Mitch is absolutely right to ask for more money, and yet what we have to realise is that there are millions of pounds already out there that could be allocated to appropriate rehab placements. 
Again, looking at the table above, more was being spent on the commissioning system in 2010/11 as a total amount than on rehab placements across the 8 PBR DAATs.  I’m not asking for commissioners to get paid less, but I am asking for them to prioritise treatments that help people get better – more rehab please.
PBR was supposed to be, from a meeting I attended in 2010 with Oliver Letwin, James Brokenshire and other key stakeholders and some smaller charities, a chance to get more money into treatments that help people get better, a reason for DAATs to re-balance the treatment system, a chance to shift resources away from the over inflated methadone prescribing budgets and into rehab (residential and community based) so that people get better, like I and many many others have done.
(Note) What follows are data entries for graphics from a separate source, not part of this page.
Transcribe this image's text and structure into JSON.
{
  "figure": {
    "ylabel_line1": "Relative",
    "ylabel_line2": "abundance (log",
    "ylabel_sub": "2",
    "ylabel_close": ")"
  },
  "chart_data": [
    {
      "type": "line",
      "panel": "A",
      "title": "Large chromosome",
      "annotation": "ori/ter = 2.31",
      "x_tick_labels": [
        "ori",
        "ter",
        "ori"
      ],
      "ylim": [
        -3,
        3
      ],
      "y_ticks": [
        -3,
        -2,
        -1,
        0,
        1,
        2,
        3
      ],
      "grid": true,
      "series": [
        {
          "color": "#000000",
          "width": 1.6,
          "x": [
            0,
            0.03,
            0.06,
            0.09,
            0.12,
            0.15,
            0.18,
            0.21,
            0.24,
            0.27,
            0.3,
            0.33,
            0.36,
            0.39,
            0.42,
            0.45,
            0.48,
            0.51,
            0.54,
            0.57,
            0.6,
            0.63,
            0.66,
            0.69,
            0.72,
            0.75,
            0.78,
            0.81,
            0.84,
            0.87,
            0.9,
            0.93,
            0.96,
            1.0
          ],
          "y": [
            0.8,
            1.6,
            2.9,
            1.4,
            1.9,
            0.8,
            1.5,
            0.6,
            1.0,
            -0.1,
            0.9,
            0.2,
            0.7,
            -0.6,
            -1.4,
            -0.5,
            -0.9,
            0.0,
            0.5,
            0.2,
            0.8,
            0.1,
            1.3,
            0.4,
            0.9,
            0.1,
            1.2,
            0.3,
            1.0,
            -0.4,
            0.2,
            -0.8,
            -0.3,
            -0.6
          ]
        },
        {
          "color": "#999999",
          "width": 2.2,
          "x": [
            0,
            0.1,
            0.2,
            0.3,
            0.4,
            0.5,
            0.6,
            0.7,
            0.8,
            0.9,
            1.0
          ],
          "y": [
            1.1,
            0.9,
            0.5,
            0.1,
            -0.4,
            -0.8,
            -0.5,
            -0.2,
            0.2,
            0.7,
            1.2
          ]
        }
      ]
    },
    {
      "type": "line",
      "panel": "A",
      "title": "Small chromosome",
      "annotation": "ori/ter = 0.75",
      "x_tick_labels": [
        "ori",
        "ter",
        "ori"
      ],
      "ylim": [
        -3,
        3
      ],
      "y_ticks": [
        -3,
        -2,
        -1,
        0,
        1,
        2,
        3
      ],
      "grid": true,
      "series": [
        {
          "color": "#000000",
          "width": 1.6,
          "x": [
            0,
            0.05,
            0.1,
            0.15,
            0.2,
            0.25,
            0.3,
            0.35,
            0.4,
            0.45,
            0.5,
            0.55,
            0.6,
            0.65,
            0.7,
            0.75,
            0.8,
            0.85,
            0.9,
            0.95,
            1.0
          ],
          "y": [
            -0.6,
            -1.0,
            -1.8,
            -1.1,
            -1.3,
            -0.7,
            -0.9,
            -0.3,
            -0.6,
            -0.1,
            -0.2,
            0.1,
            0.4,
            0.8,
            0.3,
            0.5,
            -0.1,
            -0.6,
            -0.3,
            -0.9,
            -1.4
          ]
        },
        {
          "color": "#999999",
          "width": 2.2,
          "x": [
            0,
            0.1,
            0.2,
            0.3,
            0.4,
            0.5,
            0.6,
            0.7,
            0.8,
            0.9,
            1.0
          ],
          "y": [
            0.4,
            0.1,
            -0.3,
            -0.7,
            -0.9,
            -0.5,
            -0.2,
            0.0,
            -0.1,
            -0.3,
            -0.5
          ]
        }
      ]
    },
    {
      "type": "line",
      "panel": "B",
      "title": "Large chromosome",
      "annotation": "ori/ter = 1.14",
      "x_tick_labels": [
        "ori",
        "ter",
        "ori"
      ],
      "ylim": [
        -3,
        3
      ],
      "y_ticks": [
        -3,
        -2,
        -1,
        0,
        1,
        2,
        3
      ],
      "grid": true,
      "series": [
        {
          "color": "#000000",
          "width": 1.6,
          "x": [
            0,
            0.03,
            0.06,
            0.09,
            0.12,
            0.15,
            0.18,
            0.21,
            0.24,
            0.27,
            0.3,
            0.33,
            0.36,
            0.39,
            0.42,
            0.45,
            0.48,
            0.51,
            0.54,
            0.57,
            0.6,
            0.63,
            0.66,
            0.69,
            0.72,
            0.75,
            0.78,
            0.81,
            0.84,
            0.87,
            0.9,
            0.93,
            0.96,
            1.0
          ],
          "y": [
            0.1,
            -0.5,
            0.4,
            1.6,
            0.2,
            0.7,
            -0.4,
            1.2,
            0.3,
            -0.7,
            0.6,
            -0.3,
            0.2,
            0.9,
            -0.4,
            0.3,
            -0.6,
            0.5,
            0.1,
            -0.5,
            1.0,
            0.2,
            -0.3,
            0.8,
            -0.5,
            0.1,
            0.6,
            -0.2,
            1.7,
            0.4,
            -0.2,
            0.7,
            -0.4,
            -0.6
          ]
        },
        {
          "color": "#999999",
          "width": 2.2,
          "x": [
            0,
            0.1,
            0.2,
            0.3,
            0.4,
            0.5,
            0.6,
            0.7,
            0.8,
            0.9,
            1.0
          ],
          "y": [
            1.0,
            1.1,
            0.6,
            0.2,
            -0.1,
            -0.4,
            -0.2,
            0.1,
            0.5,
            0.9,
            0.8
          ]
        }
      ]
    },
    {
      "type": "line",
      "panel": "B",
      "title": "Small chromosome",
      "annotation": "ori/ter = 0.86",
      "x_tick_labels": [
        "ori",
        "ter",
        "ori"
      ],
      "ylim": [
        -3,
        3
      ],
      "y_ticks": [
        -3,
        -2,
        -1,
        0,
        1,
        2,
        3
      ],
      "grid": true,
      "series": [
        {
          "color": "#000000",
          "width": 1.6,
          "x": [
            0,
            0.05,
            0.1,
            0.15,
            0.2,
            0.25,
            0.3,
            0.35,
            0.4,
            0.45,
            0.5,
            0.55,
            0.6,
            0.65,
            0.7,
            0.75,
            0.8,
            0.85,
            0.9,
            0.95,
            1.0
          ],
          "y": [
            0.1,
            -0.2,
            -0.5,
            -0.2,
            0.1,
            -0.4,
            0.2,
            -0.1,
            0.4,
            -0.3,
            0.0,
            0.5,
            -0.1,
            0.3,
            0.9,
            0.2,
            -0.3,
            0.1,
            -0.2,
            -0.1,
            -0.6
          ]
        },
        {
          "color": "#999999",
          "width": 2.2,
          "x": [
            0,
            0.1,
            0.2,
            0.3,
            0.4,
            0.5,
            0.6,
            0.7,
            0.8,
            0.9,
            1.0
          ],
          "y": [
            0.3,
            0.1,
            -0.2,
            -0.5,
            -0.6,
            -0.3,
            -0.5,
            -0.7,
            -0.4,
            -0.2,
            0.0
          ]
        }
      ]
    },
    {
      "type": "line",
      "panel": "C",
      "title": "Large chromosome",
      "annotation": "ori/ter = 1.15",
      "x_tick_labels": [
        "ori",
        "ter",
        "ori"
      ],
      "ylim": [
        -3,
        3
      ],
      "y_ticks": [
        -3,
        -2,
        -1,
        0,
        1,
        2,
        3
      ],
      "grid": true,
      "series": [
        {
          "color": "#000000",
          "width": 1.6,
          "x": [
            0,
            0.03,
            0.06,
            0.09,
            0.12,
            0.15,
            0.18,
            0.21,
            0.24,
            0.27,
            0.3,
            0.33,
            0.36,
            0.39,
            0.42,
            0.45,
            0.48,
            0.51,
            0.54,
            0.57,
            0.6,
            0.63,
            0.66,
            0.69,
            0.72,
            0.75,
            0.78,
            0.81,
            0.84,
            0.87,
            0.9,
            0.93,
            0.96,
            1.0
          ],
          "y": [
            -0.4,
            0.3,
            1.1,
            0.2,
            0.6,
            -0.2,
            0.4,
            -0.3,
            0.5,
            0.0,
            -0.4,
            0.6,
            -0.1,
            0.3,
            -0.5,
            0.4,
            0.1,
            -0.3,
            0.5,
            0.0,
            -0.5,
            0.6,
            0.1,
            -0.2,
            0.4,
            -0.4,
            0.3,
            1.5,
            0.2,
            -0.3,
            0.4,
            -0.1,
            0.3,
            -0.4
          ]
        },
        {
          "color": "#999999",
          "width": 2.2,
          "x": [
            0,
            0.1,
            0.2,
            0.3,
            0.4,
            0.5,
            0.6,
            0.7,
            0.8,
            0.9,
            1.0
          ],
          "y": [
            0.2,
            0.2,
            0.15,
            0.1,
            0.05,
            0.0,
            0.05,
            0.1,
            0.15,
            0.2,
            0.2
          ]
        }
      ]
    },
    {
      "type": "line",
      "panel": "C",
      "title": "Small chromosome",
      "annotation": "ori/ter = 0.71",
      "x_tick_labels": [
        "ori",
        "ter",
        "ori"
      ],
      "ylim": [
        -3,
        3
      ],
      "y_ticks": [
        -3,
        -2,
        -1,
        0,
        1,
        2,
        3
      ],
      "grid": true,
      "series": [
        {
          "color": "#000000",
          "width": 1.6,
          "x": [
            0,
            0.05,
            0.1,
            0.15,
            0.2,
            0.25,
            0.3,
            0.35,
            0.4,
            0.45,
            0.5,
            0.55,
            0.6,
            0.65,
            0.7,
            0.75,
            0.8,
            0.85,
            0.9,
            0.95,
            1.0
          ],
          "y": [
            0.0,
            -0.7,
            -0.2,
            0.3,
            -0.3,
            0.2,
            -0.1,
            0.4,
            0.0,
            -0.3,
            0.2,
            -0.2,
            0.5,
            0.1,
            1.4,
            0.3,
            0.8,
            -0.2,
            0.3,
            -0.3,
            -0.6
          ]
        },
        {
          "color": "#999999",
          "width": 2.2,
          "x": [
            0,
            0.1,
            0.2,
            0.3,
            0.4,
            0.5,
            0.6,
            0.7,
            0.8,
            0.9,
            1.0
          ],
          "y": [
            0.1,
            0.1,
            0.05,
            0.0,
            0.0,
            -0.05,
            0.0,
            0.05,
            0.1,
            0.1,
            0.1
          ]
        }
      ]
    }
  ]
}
We need to ensure commissioners allocate resources in line with need, and in line with treatments that get people better.  We need to adopt an urgency that is lacking in the system currently.  We know rehab works, there are enough studies that show this, there is the proof of peoples lives and there is common sense.
We need to use the money we have and start spending it on getting people better.  Even the £1m set aside by the Dept. of Health to evaluate the PBR pilots could get between 71 and 119 people started on the road recovery, depending on which rehab you were to send them to.
Maybe a top sliced, national budget administered by a small central team could do so much more in promoting recovery, than the current system which risks re-branding what we already have and calling that recovery!